The workshop is meant to be an open and inclusive forum, and we encourage papers that report on work in progress or that do not fit the mold of a typical conference paper. Non-trivial negative results are welcome to the workshop, but we expect the authors to argue for the significance of the presented results.
Due to ICAPS being postponed we decided to extend the workshop deadline. We will announce a new deadline as soon as possible, submission will remain open.
Please format submissions in AAAI style (see instructions in the Author Kit at https://www.aaai.org/Publications/Templates/AuthorKit21.zip) and keep them to at most 9 pages including references. Authors considering submitting to the workshop papers rejected from the main conference, please ensure you do your utmost to address the comments given by ICAPS reviewers. Please do not submit papers that are already accepted for the main conference to the workshop.
In addition to the submitted PDF paper, authors can submit supplementary material (videos, technical proofs, additional experimental results) for their paper. Please make sure that the supporting material is also anonymized. Papers should be self-contained; reviewers are encouraged, but not obligated, to consider supporting material in their decisions.
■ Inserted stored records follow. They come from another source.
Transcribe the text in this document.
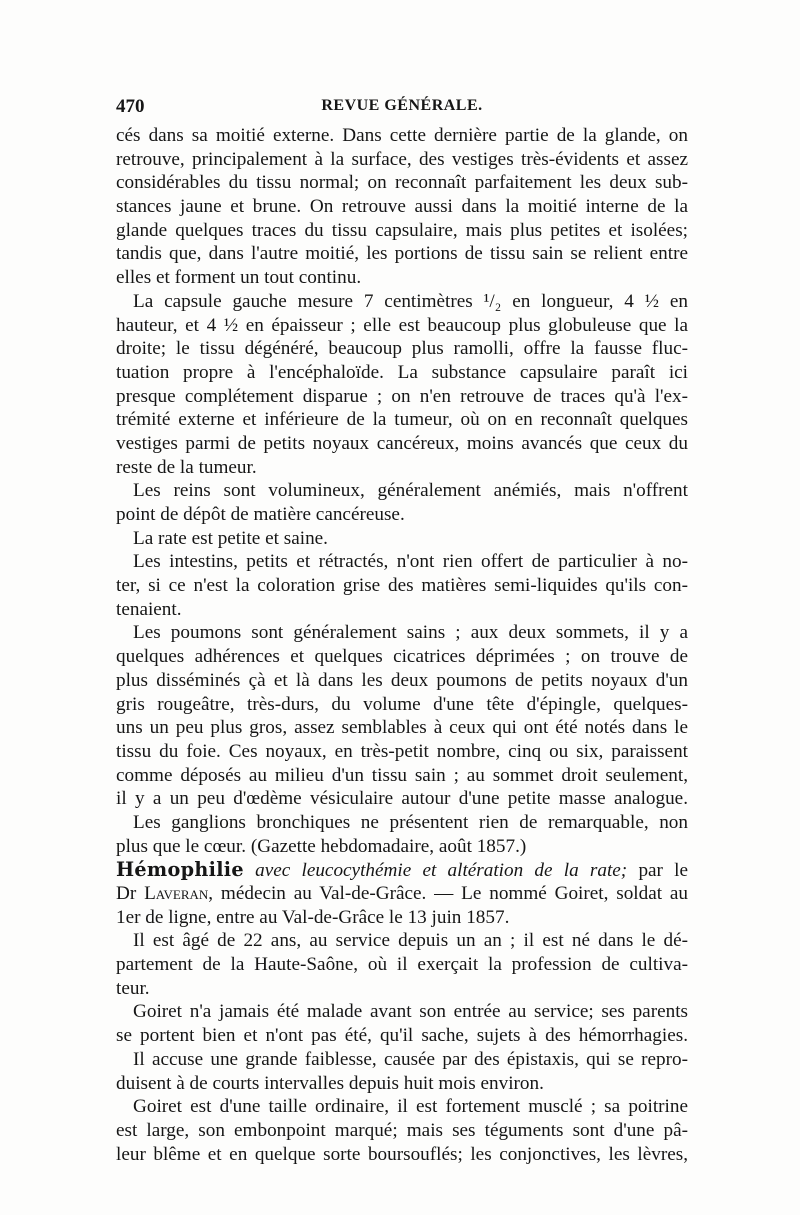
470	REVUE GÉNÉRALE.
cés dans sa moitié externe. Dans cette dernière partie de la glande, on
retrouve, principalement à la surface, des vestiges très-évidents et assez
considérables du tissu normal; on reconnaît parfaitement les deux sub-
stances jaune et brune. On retrouve aussi dans la moitié interne de la
glande quelques traces du tissu capsulaire, mais plus petites et isolées;
tandis que, dans l'autre moitié, les portions de tissu sain se relient entre
elles et forment un tout continu.
La capsule gauche mesure 7 centimètres ¹/₂ en longueur, 4 ½ en
hauteur, et 4 ½ en épaisseur ; elle est beaucoup plus globuleuse que la
droite; le tissu dégénéré, beaucoup plus ramolli, offre la fausse fluc-
tuation propre à l'encéphaloïde. La substance capsulaire paraît ici
presque complétement disparue ; on n'en retrouve de traces qu'à l'ex-
trémité externe et inférieure de la tumeur, où on en reconnaît quelques
vestiges parmi de petits noyaux cancéreux, moins avancés que ceux du
reste de la tumeur.
Les reins sont volumineux, généralement anémiés, mais n'offrent
point de dépôt de matière cancéreuse.
La rate est petite et saine.
Les intestins, petits et rétractés, n'ont rien offert de particulier à no-
ter, si ce n'est la coloration grise des matières semi-liquides qu'ils con-
tenaient.
Les poumons sont généralement sains ; aux deux sommets, il y a
quelques adhérences et quelques cicatrices déprimées ; on trouve de
plus disséminés çà et là dans les deux poumons de petits noyaux d'un
gris rougeâtre, très-durs, du volume d'une tête d'épingle, quelques-
uns un peu plus gros, assez semblables à ceux qui ont été notés dans le
tissu du foie. Ces noyaux, en très-petit nombre, cinq ou six, paraissent
comme déposés au milieu d'un tissu sain ; au sommet droit seulement,
il y a un peu d'œdème vésiculaire autour d'une petite masse analogue.
Les ganglions bronchiques ne présentent rien de remarquable, non
plus que le cœur. (Gazette hebdomadaire, août 1857.)
Hémophilie avec leucocythémie et altération de la rate; par le
Dr Laveran, médecin au Val-de-Grâce. — Le nommé Goiret, soldat au
1er de ligne, entre au Val-de-Grâce le 13 juin 1857.
Il est âgé de 22 ans, au service depuis un an ; il est né dans le dé-
partement de la Haute-Saône, où il exerçait la profession de cultiva-
teur.
Goiret n'a jamais été malade avant son entrée au service; ses parents
se portent bien et n'ont pas été, qu'il sache, sujets à des hémorrhagies.
Il accuse une grande faiblesse, causée par des épistaxis, qui se repro-
duisent à de courts intervalles depuis huit mois environ.
Goiret est d'une taille ordinaire, il est fortement musclé ; sa poitrine
est large, son embonpoint marqué; mais ses téguments sont d'une pâ-
leur blême et en quelque sorte boursouflés; les conjonctives, les lèvres,
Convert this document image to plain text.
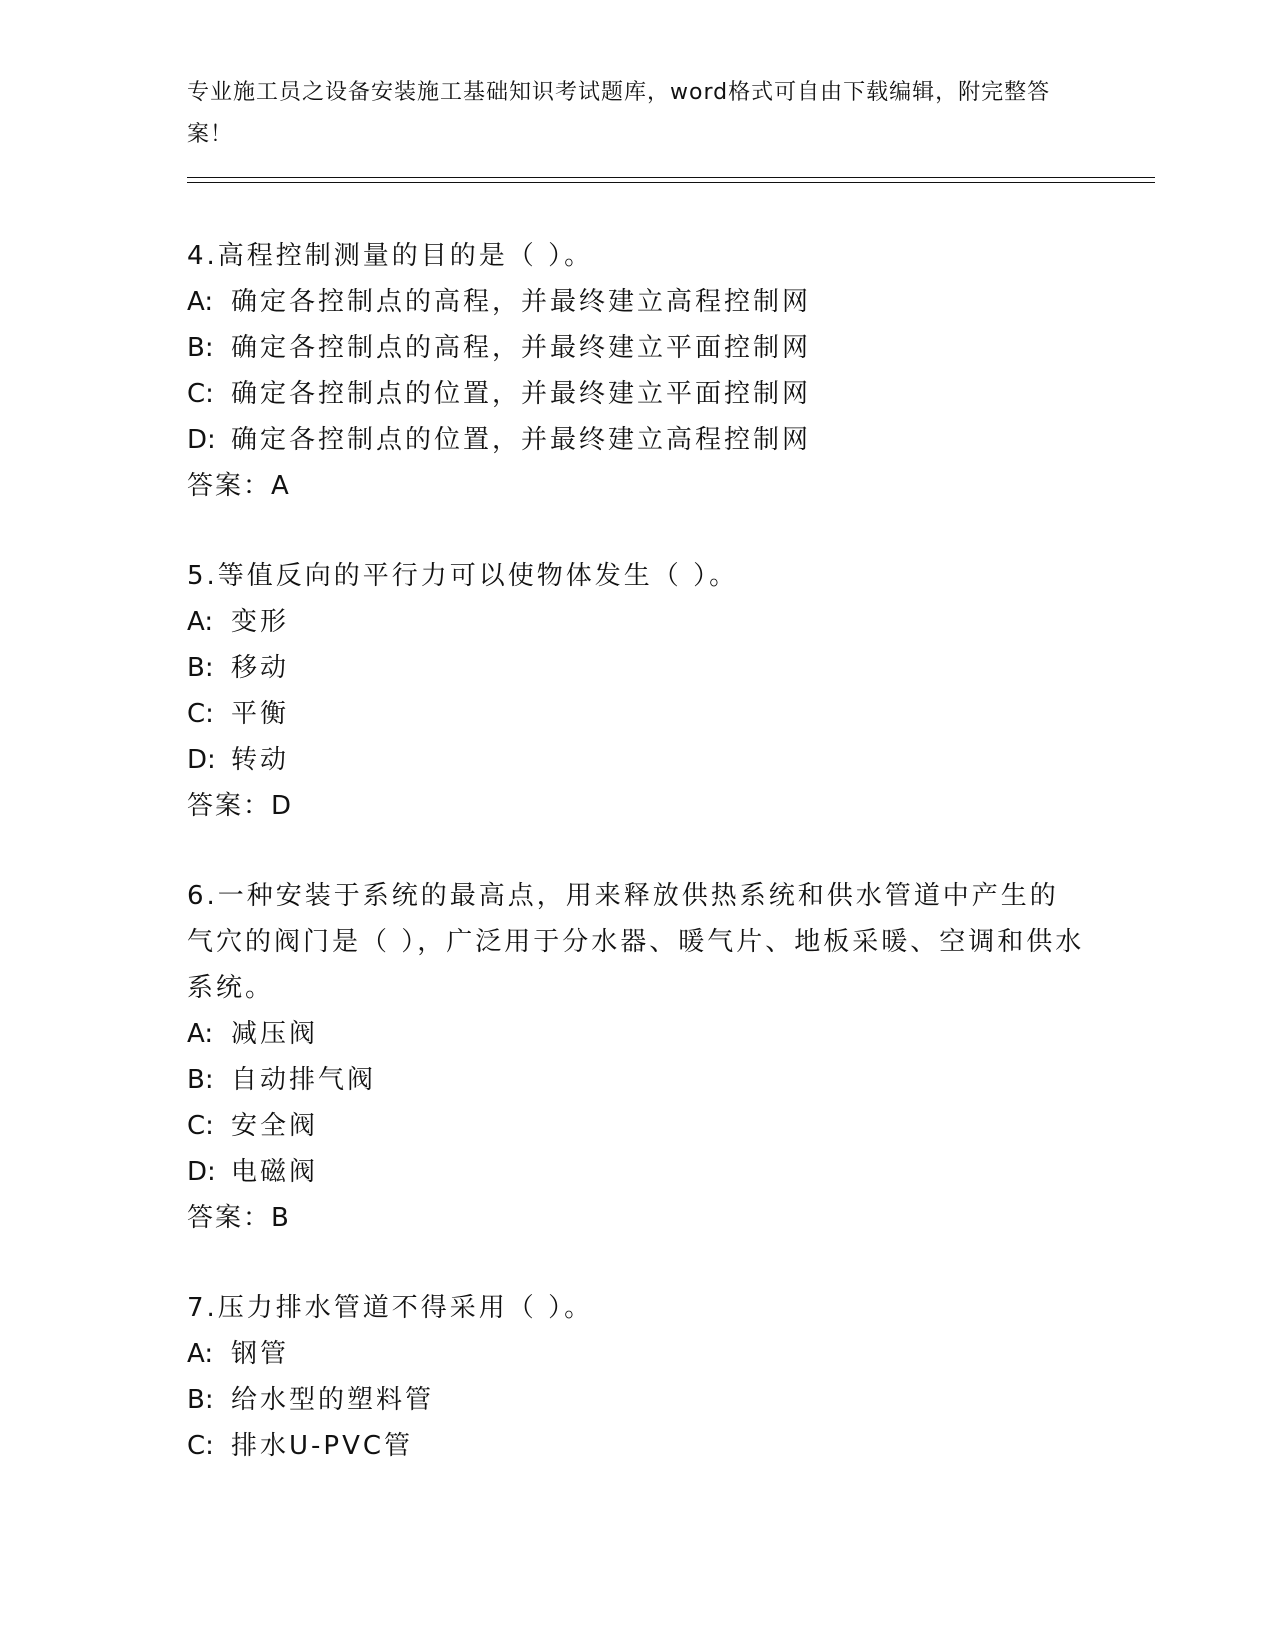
专业施工员之设备安装施工基础知识考试题库，word格式可自由下载编辑，附完整答案！

4.高程控制测量的目的是（ ）。

A: 确定各控制点的高程，并最终建立高程控制网

B: 确定各控制点的高程，并最终建立平面控制网

C: 确定各控制点的位置，并最终建立平面控制网

D: 确定各控制点的位置，并最终建立高程控制网

答案：A

5.等值反向的平行力可以使物体发生（ ）。

A: 变形

B: 移动

C: 平衡

D: 转动

答案：D

6.一种安装于系统的最高点，用来释放供热系统和供水管道中产生的气穴的阀门是（ ），广泛用于分水器、暖气片、地板采暖、空调和供水系统。

A: 减压阀

B: 自动排气阀

C: 安全阀

D: 电磁阀

答案：B

7.压力排水管道不得采用（ ）。

A: 钢管

B: 给水型的塑料管

C: 排水U-PVC管
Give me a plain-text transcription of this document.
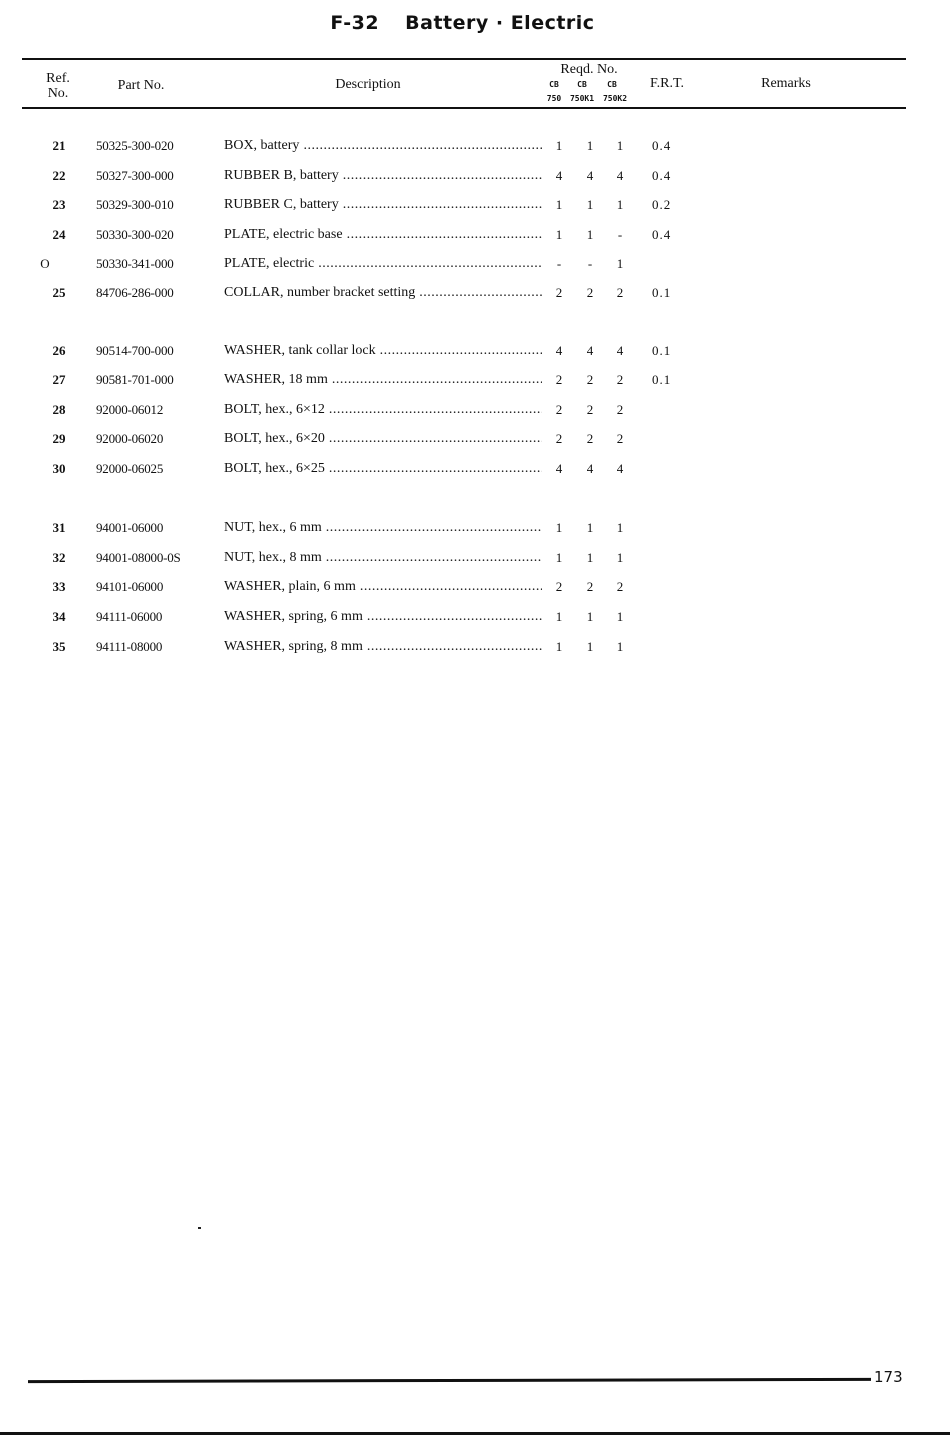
F-32 Battery · Electric
Ref. No.
Part No.	Description
Reqd. No.
CB	CB	CB
750	750K1	750K2
F.R.T.	Remarks
21	50325-300-020	BOX, battery .....	1	1	1	0.4
22	50327-300-000	RUBBER B, battery .....	4	4	4	0.4
23	50329-300-010	RUBBER C, battery .....	1	1	1	0.2
24	50330-300-020	PLATE, electric base .....	1	1	-	0.4
O	50330-341-000	PLATE, electric .....	-	-	1
25	84706-286-000	COLLAR, number bracket setting .....	2	2	2	0.1
26	90514-700-000	WASHER, tank collar lock .....	4	4	4	0.1
27	90581-701-000	WASHER, 18 mm .....	2	2	2	0.1
28	92000-06012	BOLT, hex., 6×12 .....	2	2	2
29	92000-06020	BOLT, hex., 6×20 .....	2	2	2
30	92000-06025	BOLT, hex., 6×25 .....	4	4	4
31	94001-06000	NUT, hex., 6 mm .....	1	1	1
32	94001-08000-0S	NUT, hex., 8 mm .....	1	1	1
33	94101-06000	WASHER, plain, 6 mm .....	2	2	2
34	94111-06000	WASHER, spring, 6 mm .....	1	1	1
35	94111-08000	WASHER, spring, 8 mm .....	1	1	1
173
Submissions will be made through OpenReview:
https://openreview.net/group?id=icaps-conference.org/ICAPS/2021/Workshop/HSDIP
The following conditions apply:
Every submission will be reviewed by two members of the organizing committee according to the usual criteria such as relevance to the workshop, significance of the contribution, and technical quality. There will be a brief discussion phase where author and reviewers can interactively engage and discuss the submission and the reviews.
Submissions sent to other conferences are allowed. It is the responsibility of the authors to ensure that those venues allow for papers submitted to be already published in "informal" ways (e.g. on proceedings or websites without associated ISSN/ISBN). In particular, we welcome submissions sent to the IJCAI conference and made sure that the workshop discussion phase does not conflict with the IJCAI rebuttal phase.
At least one author of each accepted paper must attend the workshop in order to present the paper. The workshop format (fully virtual or hybrid) will be the same as the format of the main conference. Authors must register for the ICAPS conference in order to attend the workshop.